In 1905, Conan Doyle wrote a play based on the Brigadier Gerard stories entitled Brigadier Gerard: A Romantic Comedy in Four Acts which had two brief runs in London in 1906, from March until May at the Imperial Theatre, then from May until June at the Lyric Theatre, followed by a run of several weeks at the Savoy Theatre in New York in November of the same year. The play remains unpublished.

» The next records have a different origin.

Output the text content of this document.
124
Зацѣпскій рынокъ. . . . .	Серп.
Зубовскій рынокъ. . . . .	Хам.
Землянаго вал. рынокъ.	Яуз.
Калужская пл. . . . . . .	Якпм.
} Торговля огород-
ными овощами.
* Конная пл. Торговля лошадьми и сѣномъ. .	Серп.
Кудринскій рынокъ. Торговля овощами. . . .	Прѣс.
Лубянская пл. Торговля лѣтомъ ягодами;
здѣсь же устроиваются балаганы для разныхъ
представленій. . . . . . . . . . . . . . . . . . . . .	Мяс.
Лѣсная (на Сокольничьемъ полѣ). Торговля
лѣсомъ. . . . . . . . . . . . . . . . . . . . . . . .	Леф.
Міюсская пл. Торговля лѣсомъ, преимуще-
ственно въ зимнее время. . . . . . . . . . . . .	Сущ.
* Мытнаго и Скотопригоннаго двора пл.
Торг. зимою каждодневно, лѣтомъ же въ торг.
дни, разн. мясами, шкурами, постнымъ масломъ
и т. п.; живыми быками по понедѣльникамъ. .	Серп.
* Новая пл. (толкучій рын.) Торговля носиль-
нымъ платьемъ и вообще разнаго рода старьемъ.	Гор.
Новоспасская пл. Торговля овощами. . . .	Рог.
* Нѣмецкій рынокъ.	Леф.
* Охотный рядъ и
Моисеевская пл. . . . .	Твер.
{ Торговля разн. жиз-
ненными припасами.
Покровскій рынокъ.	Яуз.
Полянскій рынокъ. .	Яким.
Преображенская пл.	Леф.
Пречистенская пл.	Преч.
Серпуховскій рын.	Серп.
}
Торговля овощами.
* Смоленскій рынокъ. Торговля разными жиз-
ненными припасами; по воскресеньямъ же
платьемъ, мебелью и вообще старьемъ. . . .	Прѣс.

A number of films have been based on the stories, including the silent film Brigadier Gerard directed by Bert Haldane and starring Lewis Waller in 1915, and The Adventures of Gerard directed by Jerzy Skolimowski and starring Peter McEnery in 1970. In 2008, John Altschuler and Dave Krinsky began developing a feature film comedy based on the stories starring Steve Carrell as Gerard and Ricky Gervais as Napoleon.

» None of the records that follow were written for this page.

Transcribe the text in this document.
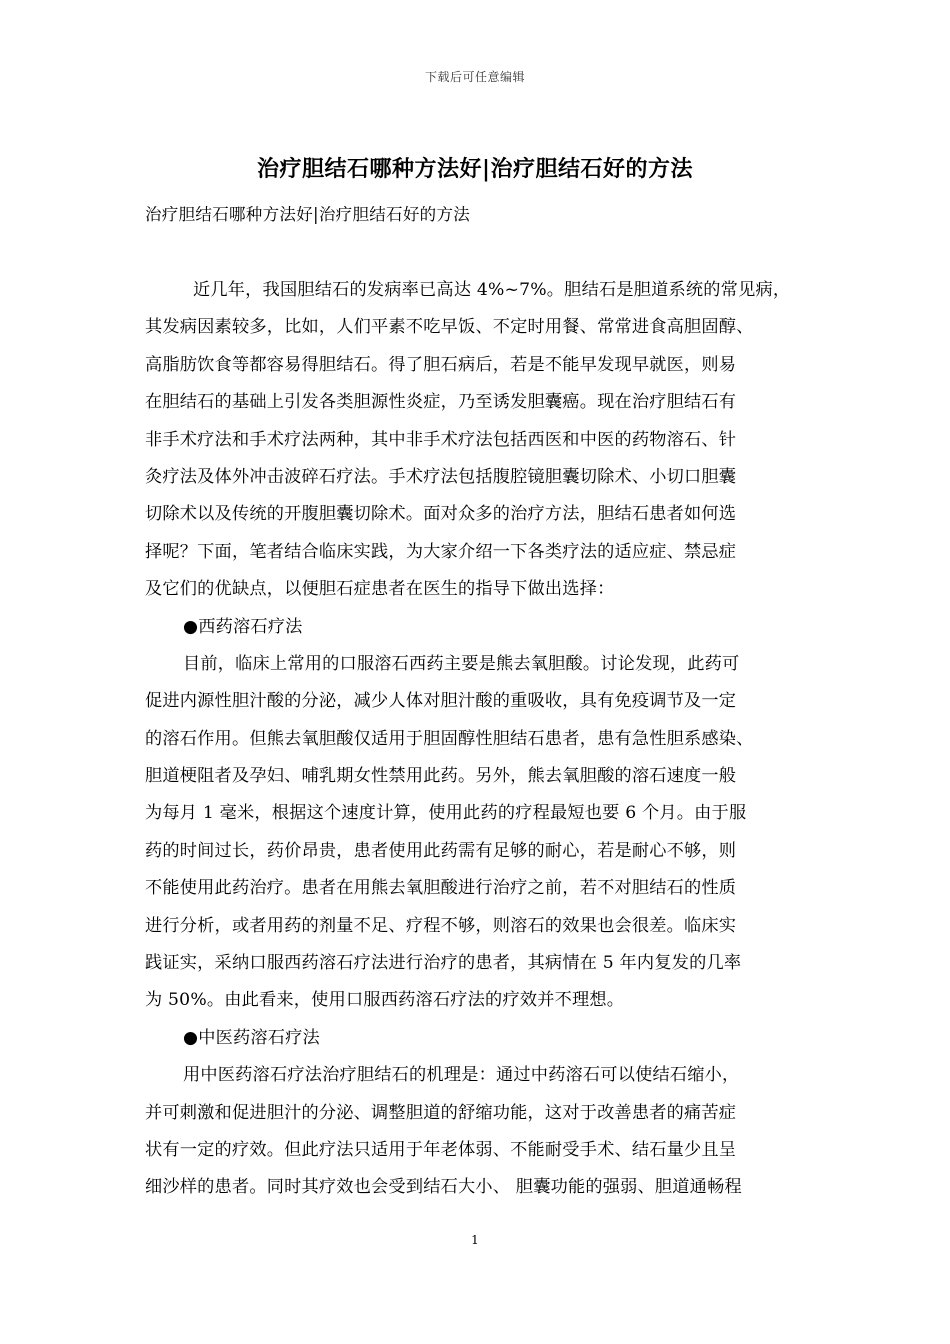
下载后可任意编辑
治疗胆结石哪种方法好|治疗胆结石好的方法
治疗胆结石哪种方法好|治疗胆结石好的方法
近几年，我国胆结石的发病率已高达 4%~7%。胆结石是胆道系统的常见病，
其发病因素较多，比如，人们平素不吃早饭、不定时用餐、常常进食高胆固醇、
高脂肪饮食等都容易得胆结石。得了胆石病后，若是不能早发现早就医，则易
在胆结石的基础上引发各类胆源性炎症，乃至诱发胆囊癌。现在治疗胆结石有
非手术疗法和手术疗法两种，其中非手术疗法包括西医和中医的药物溶石、针
灸疗法及体外冲击波碎石疗法。手术疗法包括腹腔镜胆囊切除术、小切口胆囊
切除术以及传统的开腹胆囊切除术。面对众多的治疗方法，胆结石患者如何选
择呢？下面，笔者结合临床实践，为大家介绍一下各类疗法的适应症、禁忌症
及它们的优缺点，以便胆石症患者在医生的指导下做出选择：
●西药溶石疗法
目前，临床上常用的口服溶石西药主要是熊去氧胆酸。讨论发现，此药可
促进内源性胆汁酸的分泌，减少人体对胆汁酸的重吸收，具有免疫调节及一定
的溶石作用。但熊去氧胆酸仅适用于胆固醇性胆结石患者，患有急性胆系感染、
胆道梗阻者及孕妇、哺乳期女性禁用此药。另外，熊去氧胆酸的溶石速度一般
为每月 1 毫米，根据这个速度计算，使用此药的疗程最短也要 6 个月。由于服
药的时间过长，药价昂贵，患者使用此药需有足够的耐心，若是耐心不够，则
不能使用此药治疗。患者在用熊去氧胆酸进行治疗之前，若不对胆结石的性质
进行分析，或者用药的剂量不足、疗程不够，则溶石的效果也会很差。临床实
践证实，采纳口服西药溶石疗法进行治疗的患者，其病情在 5 年内复发的几率
为 50%。由此看来，使用口服西药溶石疗法的疗效并不理想。
●中医药溶石疗法
用中医药溶石疗法治疗胆结石的机理是：通过中药溶石可以使结石缩小，
并可刺激和促进胆汁的分泌、调整胆道的舒缩功能，这对于改善患者的痛苦症
状有一定的疗效。但此疗法只适用于年老体弱、不能耐受手术、结石量少且呈
细沙样的患者。同时其疗效也会受到结石大小、 胆囊功能的强弱、胆道通畅程
1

George McDonald Fraser acknowledged Brigadier Gerard as a major inspiration for his Flashman series, also set during the Napoleonic Wars.”These two volumes [The Exploits and The Adventures of Brigadier Gerard] show Conan Doyle the short story writer at his best. No one ever paced a tale more expertly, or had a better sense of timing. He was a master of suspense and the unexpected, mingling cliff-hanging action and swordplay with romance, homely philosophy, and humor, this last coming from Gerard’s gift of eccentric narrative and the author’s expertly handled contrast between his hero’s blandly egotistic view of events and what is actually happening. . . . it takes an uncommon talent, and a good heart, to create as timeless a character as his dashing, gallant little brigadier, who seems to embody all that is brightest in the human spirit.” – from Fraser’s Introduction to Exploits and Adventures of Brigadier Gerard (N. Y.: New York Review Books, 2001).
The present collection represents five of the eight short stories that appeared in The Exploits of Brigadier Gerard and an extraordinary opportunity to acquire a significant portion of one of Conan Doyle’s most impressive creations. The manuscript of “The Medal of Brigadier Gerard” is in fine condition; the binding lightly rubbed; the other manuscripts, which have been assembled using revisions written on separate pieces of paper, usually of a smaller size, or cut down to a smaller size, and inserted or taped to the original drafts, are in very good condition, with a few tears and stains; the front hinge of the binding is cracked, and the top panel of the spine is detached (but retained).
Provenance: By descent from Herbert F. Gunnison.